A culture and solidarity that can vibe is a winning politics, culturally and meaningfully and politically.
Some more thoughts on the project
This issue explores the concept of "culture beside itself".
Newsletters: "Beside and Outside Institutions": The autonomy of "beside and outside institutions" that this issue explores exists in relation to things we and our contributors know... that regardless of what instituion facilitate in our expressions, our potential and desires exceed all this.
Newsletter Design Template
:
This logo was on the lower right hand corner of the newsletter template we sent to respondants to our submission call.

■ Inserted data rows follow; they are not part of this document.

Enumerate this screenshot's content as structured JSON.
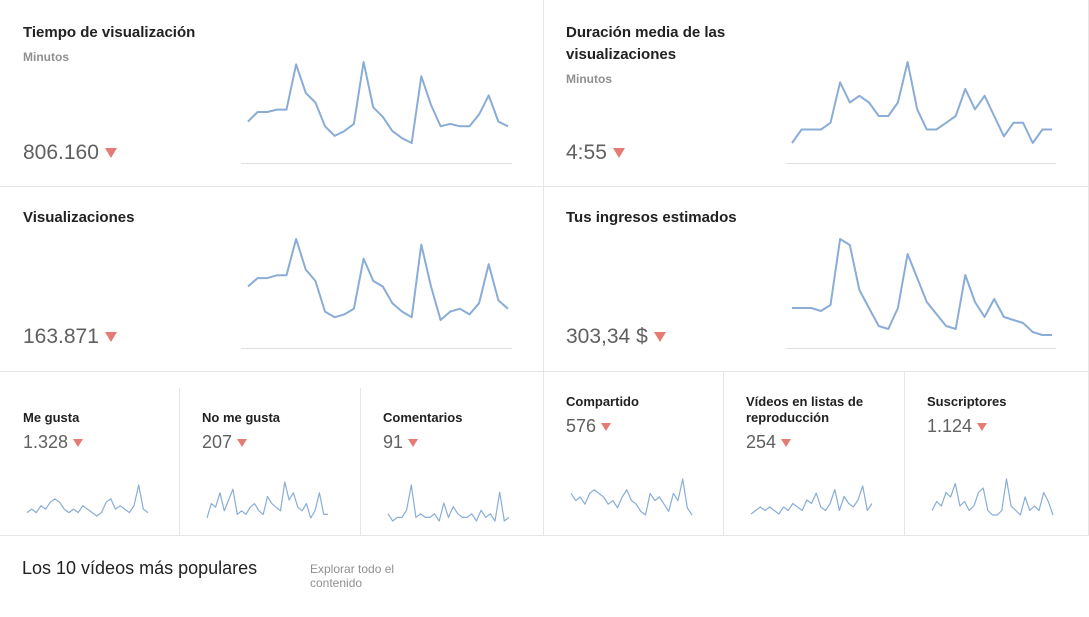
{
  "metrics": {
    "watch_time": {
      "title": "Tiempo de visualización",
      "unit": "Minutos",
      "value": "806.160",
      "trend": "down",
      "series": [
        44,
        48,
        48,
        49,
        49,
        68,
        56,
        52,
        42,
        38,
        40,
        43,
        69,
        50,
        46,
        40,
        37,
        35,
        63,
        51,
        42,
        43,
        42,
        42,
        47,
        55,
        44,
        42
      ]
    },
    "avg_duration": {
      "title": "Duración media de las visualizaciones",
      "unit": "Minutos",
      "value": "4:55",
      "trend": "down",
      "series": [
        41,
        43,
        43,
        43,
        44,
        50,
        47,
        48,
        47,
        45,
        45,
        47,
        53,
        46,
        43,
        43,
        44,
        45,
        49,
        46,
        48,
        45,
        42,
        44,
        44,
        41,
        43,
        43
      ]
    },
    "views": {
      "title": "Visualizaciones",
      "value": "163.871",
      "trend": "down",
      "series": [
        46,
        49,
        49,
        50,
        50,
        63,
        52,
        48,
        37,
        35,
        36,
        38,
        56,
        48,
        46,
        40,
        37,
        35,
        61,
        46,
        34,
        37,
        38,
        36,
        40,
        54,
        41,
        38
      ]
    },
    "revenue": {
      "title": "Tus ingresos estimados",
      "value": "303,34 $",
      "trend": "down",
      "series": [
        40,
        40,
        40,
        39,
        41,
        63,
        61,
        46,
        40,
        34,
        33,
        40,
        58,
        50,
        42,
        38,
        34,
        33,
        51,
        42,
        37,
        43,
        37,
        36,
        35,
        32,
        31,
        31
      ]
    }
  },
  "small_metrics": [
    {
      "title": "Me gusta",
      "value": "1.328",
      "trend": "down",
      "series": [
        3,
        4,
        3,
        5,
        4,
        6,
        7,
        6,
        4,
        3,
        4,
        3,
        5,
        4,
        3,
        2,
        3,
        6,
        7,
        4,
        5,
        4,
        3,
        5,
        11,
        4,
        3
      ]
    },
    {
      "title": "No me gusta",
      "value": "207",
      "trend": "down",
      "series": [
        2,
        6,
        5,
        9,
        4,
        7,
        10,
        3,
        4,
        3,
        5,
        6,
        4,
        3,
        8,
        6,
        5,
        4,
        12,
        7,
        9,
        5,
        4,
        6,
        2,
        4,
        9,
        3,
        3
      ]
    },
    {
      "title": "Comentarios",
      "value": "91",
      "trend": "down",
      "series": [
        4,
        2,
        3,
        3,
        5,
        12,
        3,
        4,
        3,
        3,
        4,
        2,
        7,
        3,
        6,
        4,
        3,
        3,
        4,
        2,
        5,
        3,
        4,
        2,
        10,
        2,
        3
      ]
    },
    {
      "title": "Compartido",
      "value": "576",
      "trend": "down",
      "series": [
        8,
        6,
        7,
        5,
        8,
        9,
        8,
        7,
        5,
        6,
        4,
        7,
        9,
        6,
        5,
        3,
        2,
        8,
        6,
        7,
        5,
        3,
        8,
        6,
        12,
        4,
        2
      ]
    },
    {
      "title": "Vídeos en listas de reproducción",
      "value": "254",
      "trend": "down",
      "series": [
        2,
        3,
        4,
        3,
        4,
        3,
        2,
        4,
        3,
        5,
        4,
        3,
        6,
        5,
        8,
        4,
        3,
        5,
        9,
        3,
        7,
        5,
        4,
        6,
        10,
        3,
        5
      ]
    },
    {
      "title": "Suscriptores",
      "value": "1.124",
      "trend": "down",
      "series": [
        3,
        5,
        4,
        7,
        6,
        9,
        4,
        5,
        3,
        4,
        7,
        8,
        3,
        2,
        2,
        3,
        10,
        4,
        3,
        2,
        6,
        3,
        4,
        3,
        7,
        5,
        2
      ]
    }
  ],
  "top_videos": {
    "title": "Los 10 vídeos más populares",
    "explore_label": "Explorar todo el contenido"
  },
  "colors": {
    "line": "#8aadd6",
    "down_arrow": "#e57b73",
    "divider": "#e6e6e6"
  }
}
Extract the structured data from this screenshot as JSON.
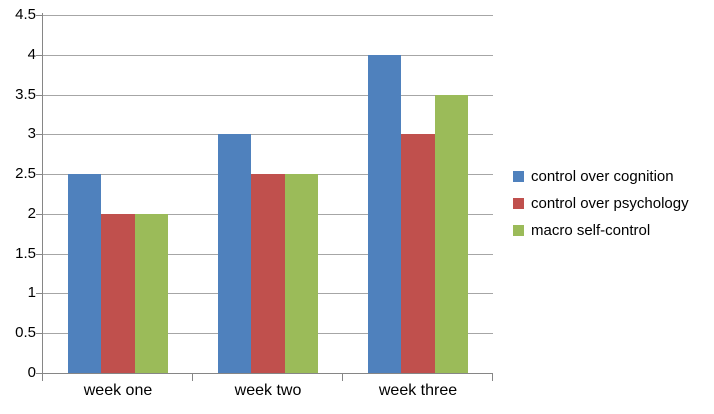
{
  "chart_data": {
    "type": "bar",
    "title": "",
    "xlabel": "",
    "ylabel": "",
    "categories": [
      "week one",
      "week two",
      "week three"
    ],
    "series": [
      {
        "name": "control over cognition",
        "color": "#4F81BD",
        "values": [
          2.5,
          3.0,
          4.0
        ]
      },
      {
        "name": "control over psychology",
        "color": "#C0504D",
        "values": [
          2.0,
          2.5,
          3.0
        ]
      },
      {
        "name": "macro self-control",
        "color": "#9BBB59",
        "values": [
          2.0,
          2.5,
          3.5
        ]
      }
    ],
    "ylim": [
      0,
      4.5
    ],
    "ytick_step": 0.5,
    "ytick_labels": [
      "0",
      "0.5",
      "1",
      "1.5",
      "2",
      "2.5",
      "3",
      "3.5",
      "4",
      "4.5"
    ],
    "grid": true,
    "legend_position": "right"
  },
  "colors": {
    "background": "#FFFFFF",
    "axis_line": "#868686",
    "gridline": "#A6A6A6",
    "text": "#000000"
  }
}
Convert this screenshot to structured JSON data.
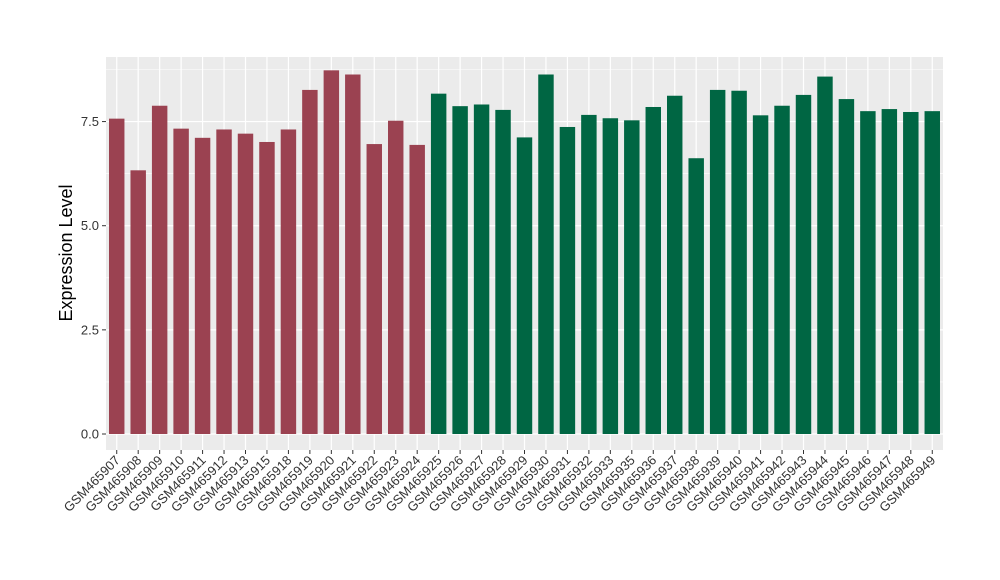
{
  "chart_data": {
    "type": "bar",
    "title": "",
    "xlabel": "",
    "ylabel": "Expression Level",
    "ylim": [
      0,
      9.05
    ],
    "yticks": [
      0.0,
      2.5,
      5.0,
      7.5
    ],
    "ytick_labels": [
      "0.0",
      "2.5",
      "5.0",
      "7.5"
    ],
    "grid": true,
    "legend": "none",
    "panel_color": "#EBEBEB",
    "grid_color": "#FFFFFF",
    "colors": {
      "group1": "#9B4251",
      "group2": "#006643"
    },
    "categories": [
      "GSM465907",
      "GSM465908",
      "GSM465909",
      "GSM465910",
      "GSM465911",
      "GSM465912",
      "GSM465913",
      "GSM465915",
      "GSM465918",
      "GSM465919",
      "GSM465920",
      "GSM465921",
      "GSM465922",
      "GSM465923",
      "GSM465924",
      "GSM465925",
      "GSM465926",
      "GSM465927",
      "GSM465928",
      "GSM465929",
      "GSM465930",
      "GSM465931",
      "GSM465932",
      "GSM465933",
      "GSM465935",
      "GSM465936",
      "GSM465937",
      "GSM465938",
      "GSM465939",
      "GSM465940",
      "GSM465941",
      "GSM465942",
      "GSM465943",
      "GSM465944",
      "GSM465945",
      "GSM465946",
      "GSM465947",
      "GSM465948",
      "GSM465949"
    ],
    "values": [
      7.57,
      6.33,
      7.88,
      7.33,
      7.11,
      7.31,
      7.21,
      7.01,
      7.31,
      8.26,
      8.73,
      8.63,
      6.96,
      7.52,
      6.94,
      8.17,
      7.87,
      7.91,
      7.78,
      7.12,
      8.63,
      7.37,
      7.66,
      7.58,
      7.53,
      7.85,
      8.12,
      6.62,
      8.26,
      8.24,
      7.65,
      7.88,
      8.14,
      8.58,
      8.04,
      7.75,
      7.8,
      7.73,
      7.75
    ],
    "group": [
      1,
      1,
      1,
      1,
      1,
      1,
      1,
      1,
      1,
      1,
      1,
      1,
      1,
      1,
      1,
      2,
      2,
      2,
      2,
      2,
      2,
      2,
      2,
      2,
      2,
      2,
      2,
      2,
      2,
      2,
      2,
      2,
      2,
      2,
      2,
      2,
      2,
      2,
      2
    ]
  }
}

The teemplate suggested a two-column newsletter topped by a page personalized header.
We told participating collectives that they could utilize, ignore or detourn the logo
Project Timeline: We began working on this issue near the end of 2018, and released the submission call in Spring 2019. For a variety of reasons, For a variety of reasons, but primarily because we had no need to rush it, we continued accepting submissions until the Spring of 2020. To work outside of any funder's needs is to work on one's own timeline against life's other contingencies.
Editorial Research:We utilized and suggested to contributors the following reading list: Society Against the State by Pierre Clastres, The Undercommons by Fred Moten & Stefano Harney, The Wisdom to Make Worlds by Stevphen Shukaitis, A Billion Black Anthropocenes by Kathryn Yusoff, Use, Knowledge, Art and History by Charles Esche & Manuel Borja-Villel, the Third Text issue on Anti-Fascism, edited by Angela Demitrakaki and Harry Weeks, and Optimism of the Will, an anti-fascist report back organized by Gregory Sholette for the Field Journal.
Further editorial work included communicating with contacts in Hungary, Brazil, the Philippines, Turkey; and also within racialized communitiies organizing and creating within the contexts dominated by authoritarian leadership. Despite efforts, we did not receive submissions from these countries. Nevertheless this research helped us understand the risk and commitment required to articulate, over time, political and cultural modes that run strongly counter to dominant and weaponized state forces.